10. According to the district MOH official, the
district has 30 health facilities, with 6 not
operational at present due to staff shortages or
infrastructural problems. The team visited health
centers in Bura and Modogashe, and a dispensary in
Dujis. In all areas visited, the major morbidities for
children are malaria, upper respiratory infections, and
diarrheal diseases. The facilities have adequate
supplies of drugs, but lack sufficient staff for
outreach activities or vehicles to transport patients
to the hospital for specialized care. Facilities have
catchment radii of 50 to 80 km, requiring residents to
travel long distances to access health services.


11. Staff in health facilities interviewed by the team
identified several challenges to working in Garissa,
including remote location, difficult living conditions,
low wages, water shortages, extreme heat, malaria risk,
lack of housing, and poor supervision and support.

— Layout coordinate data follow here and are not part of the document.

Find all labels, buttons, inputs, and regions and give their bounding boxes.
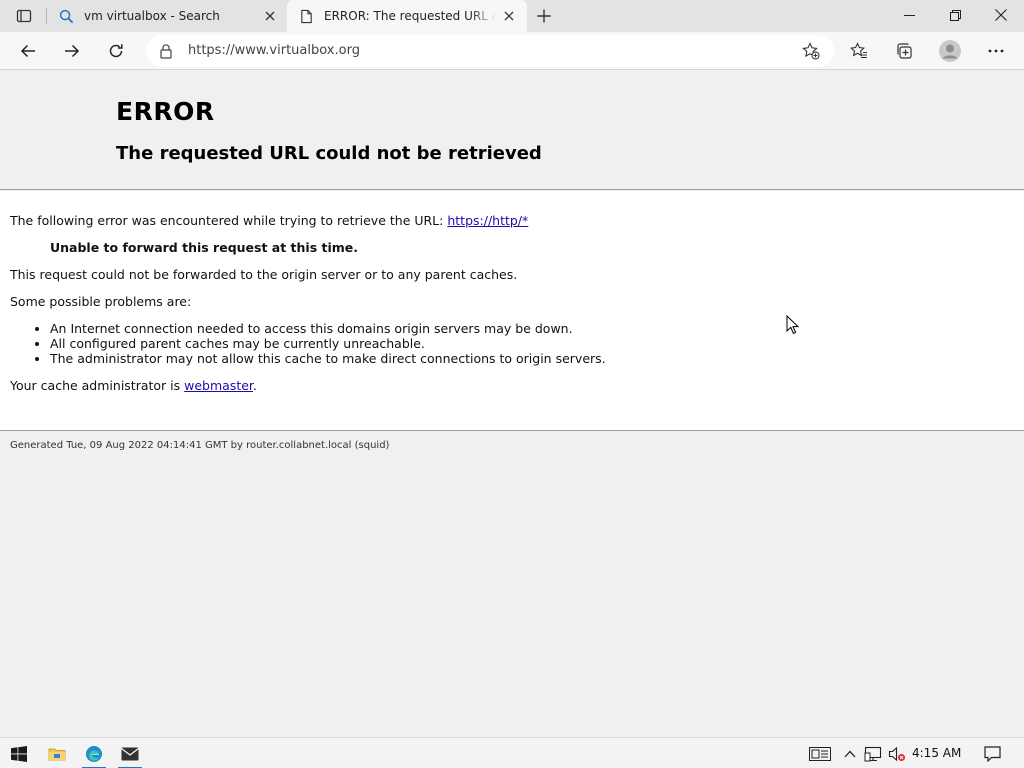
intro-text: The following error was encountered whil…: [10, 213, 448, 228]
back-button[interactable]: [12, 35, 44, 67]
edge-icon: [86, 745, 102, 762]
refresh-button[interactable]: [100, 35, 132, 67]
admin-line: Your cache administrator is webmaster.: [10, 378, 257, 393]
new-tab-button[interactable]: [533, 4, 555, 28]
minimize-button[interactable]: [886, 0, 932, 30]
close-window-button[interactable]: [978, 0, 1024, 30]
forward-text: This request could not be forwarded to t…: [10, 267, 518, 282]
favorites-icon: [850, 42, 867, 59]
forward-arrow-icon: [65, 44, 80, 58]
list-item: An Internet connection needed to access …: [50, 321, 606, 336]
admin-text: Your cache administrator is: [10, 378, 185, 393]
address-url[interactable]: https://www.virtualbox.org: [188, 35, 360, 67]
tab-title: ERROR: The requested URL could not be re…: [324, 9, 496, 23]
notification-icon: [983, 745, 1001, 762]
list-item: The administrator may not allow this cac…: [50, 351, 606, 366]
input-indicator-icon: [809, 746, 831, 761]
close-tab-icon[interactable]: [262, 8, 278, 24]
error-body: The following error was encountered whil…: [0, 191, 1024, 431]
page-title: ERROR: [116, 97, 215, 126]
webmaster-link[interactable]: webmaster: [184, 378, 253, 393]
settings-more-button[interactable]: [980, 35, 1012, 67]
edge-taskbar-button[interactable]: [78, 738, 110, 768]
add-favorite-icon[interactable]: [802, 42, 820, 60]
error-message: Unable to forward this request at this t…: [50, 240, 359, 255]
mouse-cursor-icon: [786, 315, 800, 335]
network-button[interactable]: [862, 738, 884, 768]
restore-button[interactable]: [932, 0, 978, 30]
close-icon: [995, 9, 1007, 21]
favorites-button[interactable]: [843, 35, 875, 67]
system-clock[interactable]: 4:15 AM: [912, 738, 961, 768]
show-hidden-icons-button[interactable]: [840, 738, 860, 768]
volume-muted-icon: [888, 746, 905, 761]
action-center-button[interactable]: [978, 738, 1006, 768]
network-icon: [864, 746, 882, 761]
input-indicator-button[interactable]: [805, 738, 835, 768]
browser-toolbar: https://www.virtualbox.org: [0, 32, 1024, 70]
file-explorer-icon: [48, 748, 66, 760]
back-arrow-icon: [20, 44, 35, 58]
start-icon: [11, 745, 27, 762]
collections-icon: [897, 43, 912, 59]
page-subtitle: The requested URL could not be retrieved: [116, 143, 542, 164]
close-tab-icon[interactable]: [501, 8, 517, 24]
start-button[interactable]: [4, 738, 34, 768]
mail-icon: [121, 747, 139, 760]
tab-search[interactable]: vm virtualbox - Search: [48, 0, 286, 32]
forward-button[interactable]: [56, 35, 88, 67]
lock-icon[interactable]: [158, 43, 174, 59]
minimize-icon: [903, 14, 915, 16]
taskbar: 4:15 AM: [0, 737, 1024, 768]
intro-line: The following error was encountered whil…: [10, 213, 528, 228]
more-icon: [988, 49, 1004, 53]
address-bar[interactable]: https://www.virtualbox.org: [146, 35, 834, 67]
collections-button[interactable]: [888, 35, 920, 67]
file-explorer-button[interactable]: [42, 738, 72, 768]
requested-url-link[interactable]: https://http/*: [447, 213, 528, 228]
avatar-icon: [939, 40, 961, 62]
volume-button[interactable]: [886, 738, 908, 768]
search-icon: [58, 8, 74, 24]
plus-icon: [537, 9, 551, 23]
admin-suffix: .: [252, 378, 257, 393]
tab-actions-button[interactable]: [8, 4, 40, 28]
generated-footer: Generated Tue, 09 Aug 2022 04:14:41 GMT …: [10, 440, 390, 451]
error-header: ERROR The requested URL could not be ret…: [0, 71, 1024, 190]
problems-list: An Internet connection needed to access …: [34, 321, 606, 366]
problems-heading: Some possible problems are:: [10, 294, 192, 309]
tab-separator: [46, 8, 47, 24]
tab-actions-icon: [16, 9, 32, 23]
list-item: All configured parent caches may be curr…: [50, 336, 606, 351]
tab-error-page[interactable]: ERROR: The requested URL could not be re…: [287, 0, 527, 32]
page-content: ERROR The requested URL could not be ret…: [0, 71, 1024, 737]
profile-button[interactable]: [934, 35, 966, 67]
mail-taskbar-button[interactable]: [114, 738, 146, 768]
page-icon: [298, 8, 314, 24]
restore-icon: [949, 9, 961, 21]
tab-title: vm virtualbox - Search: [84, 9, 220, 23]
tab-strip: vm virtualbox - Search ERROR: The reques…: [0, 0, 1024, 32]
refresh-icon: [109, 44, 123, 58]
chevron-up-icon: [844, 750, 856, 757]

12. Although the health center staff identified
several serious health and nutrition concerns in the
community, they had limited data on trends or the
numbers affected. The team observed that facilities
appeared to be underutilized, which was confirmed by
nurses in each facility, attributing the communities'
failure to use services to lack of resources and
cultural and religious factors. The fact that health
care staff were all male was a significant obstacle to
providing care to women in the Moslem community. In
addition, pastoralist families were often located in
remote locations and moved frequently, preventing them
from obtaining services on a regular basis. Although
the recent immunization campaign in the district
reached 102 percent for polio and 97 percent for
measles, routine immunization coverage is only 57
percent. It was apparent to the team that very little
community outreach activities are conducted from these
facilities to access the vulnerable hard-to-reach
population.


13. In April, USAID/OFDA provided USD 800,000 to
UNICEF to support immunization, primary healthcare,
nutrition, and water activities in four drought-
affected districts, including Garissa. Additional
plans are underway to support emergency nutrition
activities in the district.

Rains bring limited relief to acute water shortages


14. In all areas visited, local officials and
community members highlighted the lack of water as a
major concern. The main sources of water in the
district are the Tana river, boreholes, Benane springs,
and shallow wells in Modogashe. Rains in some parts of
the district recharged water pans and relieved pressure
on boreholes, some of which were operating 18 hours a
day and prone to frequent breakdowns. Officials noted
that shallow wells along the dry river bed at Modogashe
are getting deeper and yielding less water, increasing
the time required to draw water. USAID/OFDA is
supporting CARE to rehabilitate boreholes and increase
access to water in Dadaab, Jarajila, and Liboi
divisions. In addition, CARE proposes to repair an
additional six boreholes in northern Garissa and
Southern Wajir districts, which will address acute
water needs.

Conclusions/Recommendations


15. According to recent health and nutrition
assessments and observations of the USAID/OFDA team,
the situation for residents in drought-affected areas
of Garissa remains precarious. However, information
regarding services presently available and existing
needs is limited as health care providers have
incomplete data about the affected community and do not
conduct outreach activities to reach the most
vulnerable populations. The assessment team recommends
that USAID/OFDA consider funding the following
additional activities:

a. Support to community-based therapeutic care (CTC)
programs to assist the number of malnourished children
and pregnant and lactating women in the district.
Emphasize CTC's community outreach component to
integrate CTC into existing programs to complement and
strengthen health education, hygiene promotion, water,
sanitation, and livelihood programs.

b. Increase access to water sources as shortages are a
problem across the district. As boreholes are critical
to the area during the two seasonal dry periods,
support activities to rehabilitate boreholes and
maintain functioning ones to make them more productive.